With COVID-19, we have both the unique opportunity and need to deregulate buprenorphine prescriptions. The Substance Abuse and Mental Health Services Administration (SAHMSA) recently updated guidelines for buprenorphine prescriptions. There are new provisions for telephonic initiation of buprenorphine and scripts up to 28 days for stable patients. Unfortunately, this does not circumvent the major issue: redeployed providers will not be able to fill scripts. With just 7 percent of providers nationally able to even prescribe buprenorphine, this is a particularly vulnerable window for care. We must instead take the current crisis as an opportunity to reform and strengthen MAT access.

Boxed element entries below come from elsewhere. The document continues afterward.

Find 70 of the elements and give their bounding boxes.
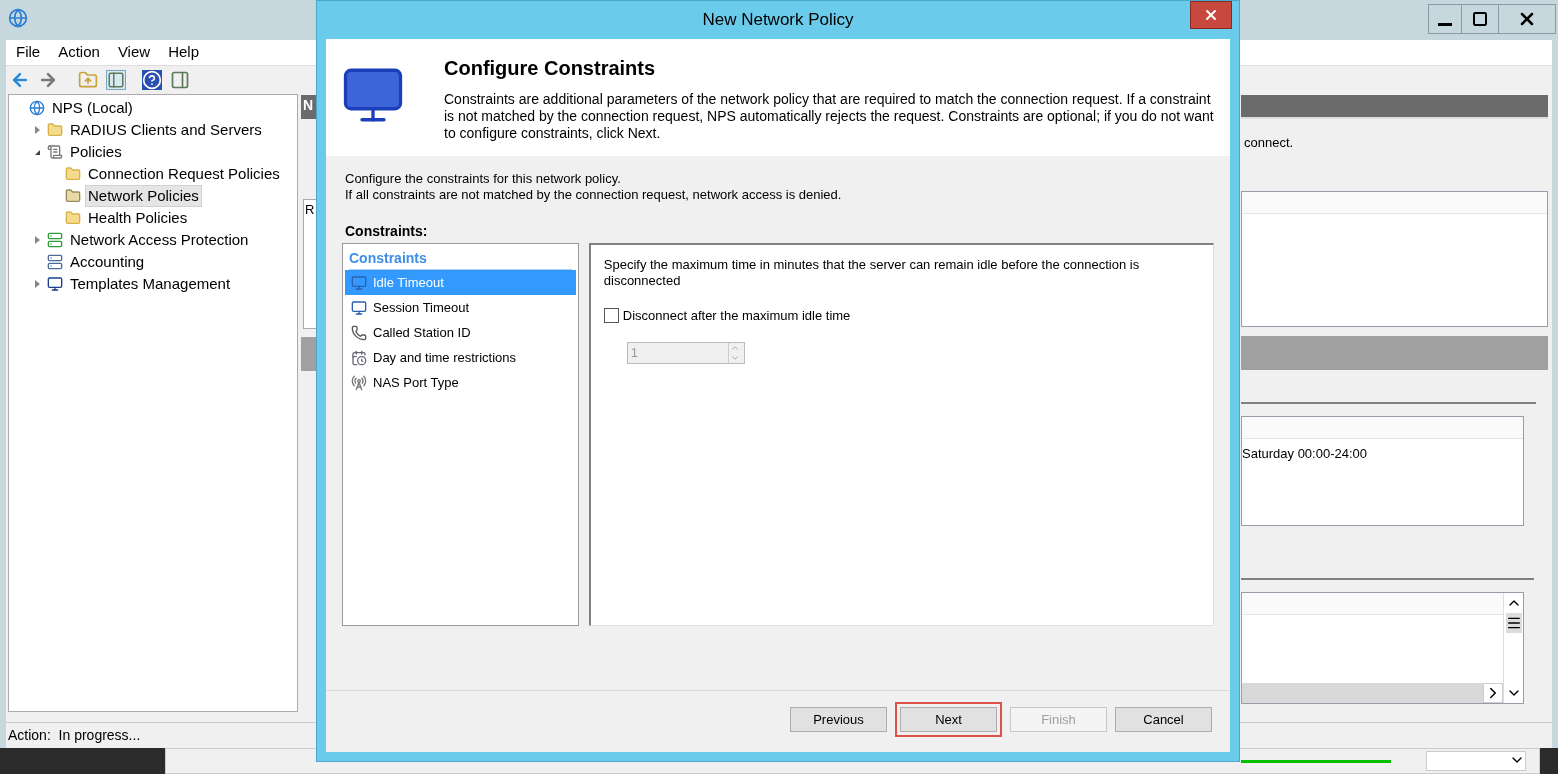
checkbox-label[interactable]: Disconnect after the maximum idle time bbox=[622, 306, 851, 326]
panel-icon[interactable] bbox=[170, 70, 190, 90]
tree-item[interactable]: Connection Request Policies bbox=[85, 163, 283, 185]
expand-arrow-icon[interactable] bbox=[35, 126, 40, 134]
pane-header: N bbox=[301, 95, 317, 119]
page-heading: Configure Constraints bbox=[444, 56, 657, 81]
monitor-icon bbox=[351, 299, 367, 316]
constraint-item[interactable]: Day and time restrictions bbox=[345, 345, 576, 370]
server-icon bbox=[47, 254, 63, 270]
calendar-clock-icon bbox=[351, 349, 367, 366]
collapse-arrow-icon[interactable] bbox=[35, 149, 40, 155]
tree-item[interactable]: Policies bbox=[67, 141, 125, 163]
scroll-thumb-icon[interactable] bbox=[1505, 612, 1522, 633]
menu-item[interactable]: View bbox=[117, 41, 151, 64]
phone-icon bbox=[351, 324, 367, 341]
back-icon[interactable] bbox=[10, 70, 30, 90]
menu-item[interactable]: File bbox=[16, 41, 41, 64]
tree-item[interactable]: Network Access Protection bbox=[67, 229, 252, 251]
folder-icon bbox=[47, 122, 63, 138]
folder-icon bbox=[65, 188, 81, 204]
monitor-icon bbox=[351, 274, 367, 291]
tree-item[interactable]: RADIUS Clients and Servers bbox=[67, 119, 265, 141]
close-button[interactable] bbox=[1498, 4, 1556, 34]
antenna-icon bbox=[351, 374, 367, 391]
vertical-scrollbar[interactable] bbox=[1503, 592, 1523, 703]
minimize-icon bbox=[1438, 23, 1452, 26]
section-bar bbox=[301, 337, 317, 371]
expand-arrow-icon[interactable] bbox=[35, 280, 40, 288]
minimize-button[interactable] bbox=[1428, 4, 1462, 34]
constraint-item[interactable]: Session Timeout bbox=[345, 295, 576, 320]
monitor-icon bbox=[47, 276, 63, 292]
folder-icon bbox=[65, 210, 81, 226]
expand-arrow-icon[interactable] bbox=[35, 236, 40, 244]
description-text: connect. bbox=[1244, 134, 1295, 152]
menu-item[interactable]: Action bbox=[58, 41, 100, 64]
intro-text: If all constraints are not matched by the connection request, network access is denied. bbox=[345, 187, 843, 203]
maximize-icon bbox=[1472, 11, 1488, 27]
wizard-button[interactable]: Cancel bbox=[1115, 707, 1212, 733]
globe-icon bbox=[29, 100, 45, 116]
tree-item[interactable]: Templates Management bbox=[67, 273, 234, 295]
column-header[interactable]: R bbox=[304, 200, 316, 220]
dialog-title: New Network Policy bbox=[702, 9, 854, 32]
tree-item[interactable]: Network Policies bbox=[85, 185, 202, 207]
help-icon[interactable] bbox=[142, 70, 162, 90]
scroll-right-icon[interactable] bbox=[1483, 682, 1503, 703]
status-text: Action: In progress... bbox=[7, 726, 141, 745]
close-icon bbox=[1203, 7, 1219, 23]
constraint-item[interactable]: NAS Port Type bbox=[345, 370, 576, 395]
intro-text: Configure the constraints for this network policy. bbox=[345, 171, 622, 187]
horizontal-scrollbar[interactable] bbox=[1242, 682, 1503, 703]
tree-item[interactable]: Health Policies bbox=[85, 207, 191, 229]
page-description: Constraints are additional parameters of the network policy that are required to match the connection request. If a constraint is not matched by the connection request, NPS automatically rejects the request. Constraints are optional; if you do not want to configure constraints, click Next. bbox=[444, 91, 1215, 142]
tree-item[interactable]: Accounting bbox=[67, 251, 148, 273]
tree-item[interactable]: NPS (Local) bbox=[49, 97, 136, 119]
constraints-label: Constraints: bbox=[345, 223, 429, 239]
constraint-item[interactable]: Called Station ID bbox=[345, 320, 576, 345]
setting-description: Specify the maximum time in minutes that the server can remain idle before the connection is disconnected bbox=[603, 257, 1141, 289]
forward-icon[interactable] bbox=[38, 70, 58, 90]
checkbox[interactable] bbox=[603, 308, 619, 324]
schedule-text: Saturday 00:00-24:00 bbox=[1242, 444, 1369, 463]
folder-icon bbox=[65, 166, 81, 182]
maximize-button[interactable] bbox=[1462, 4, 1498, 34]
panel-icon[interactable] bbox=[106, 70, 126, 90]
wizard-button[interactable]: Previous bbox=[790, 707, 887, 733]
wizard-button[interactable]: Next bbox=[900, 707, 997, 733]
menu-item[interactable]: Help bbox=[168, 41, 199, 64]
server-icon bbox=[47, 232, 63, 248]
close-button[interactable] bbox=[1190, 1, 1232, 29]
scroll-icon bbox=[47, 144, 63, 160]
app-icon bbox=[8, 8, 28, 28]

First, developing mechanisms for rapid access is critical: not all pharmacies have the capacity to accept electronic scripts for controlled substances. This is an easy means to ensure that patients do not have to leave their homes for prescription pick-ups. Statewide databases for prescription monitoring can make it easy to safely refill buprenorphine, especially when patients are least likely to leave the state. We should also enable telephonic refills. Pharmacists can be trained in accepting security questions from providers prior to filling scripts. Another potential solution is to have providers give their patients a pin number to refill prescriptions should the provider be redeployed or ill. A corollary effect may be improving patient self-efficacy, especially for young people who are more likely to be in transient housing situations where adult oversight is limited.
Second, we need to expand training for buprenorphine initiation and management. With a dearth of addiction medicine in medical education, we limit trainees from becoming interested and, therefore, involved in times of crisis. Expansions in the number of patients are contingent upon oversight from those already with a waiver — a bottleneck effect on rapid training. Given the number of furloughed mid-level practitioners, we could use this time to build capacity for MAT management. SAHMSA has issued some flexibility to permit certified mid-levels to prescribe MAT without direct physician supervision. The need for MAT access will continue to rise, compounded by the reorganization of treatment facilities and detention centers. Our clinic is already finding itself overwhelmed with an uptick of referrals. We are left telling families and patients to wait: we don’t have enough providers, we need to space out visits. And every week, we forego the opportunity to intervene sooner and keep our highest patients at home.
Third, we need to liberalize the length of prescriptions. Prior to COVID-19, buprenorphine prescriptions were dispensed for 14 days. Under new guidance from SAHSMA, scripts can be extended to 28 days — a thoughtful, but incomplete solution. Instead, we need to consider patients on a case by case basis and allow patients to have a refill. Barriers to care, such as housing instability, unemployment, and transportation mean patients are at increased danger of not being able to connect with a provider. While there is a risk of hoarding or diversion, the cost is minimal compared to having a patient return to the streets for heroin.
Structural inequities undergird so much of opioid use disorder: They create, enforce, and exacerbate it. If we were blind to it before, we are now acutely aware that our personal choices are both created and limited by our biases. We don’t need to wait for a pandemic to end before we re-envision both our choices and our beliefs.
Megana Dwarakanath is a pediatric resident.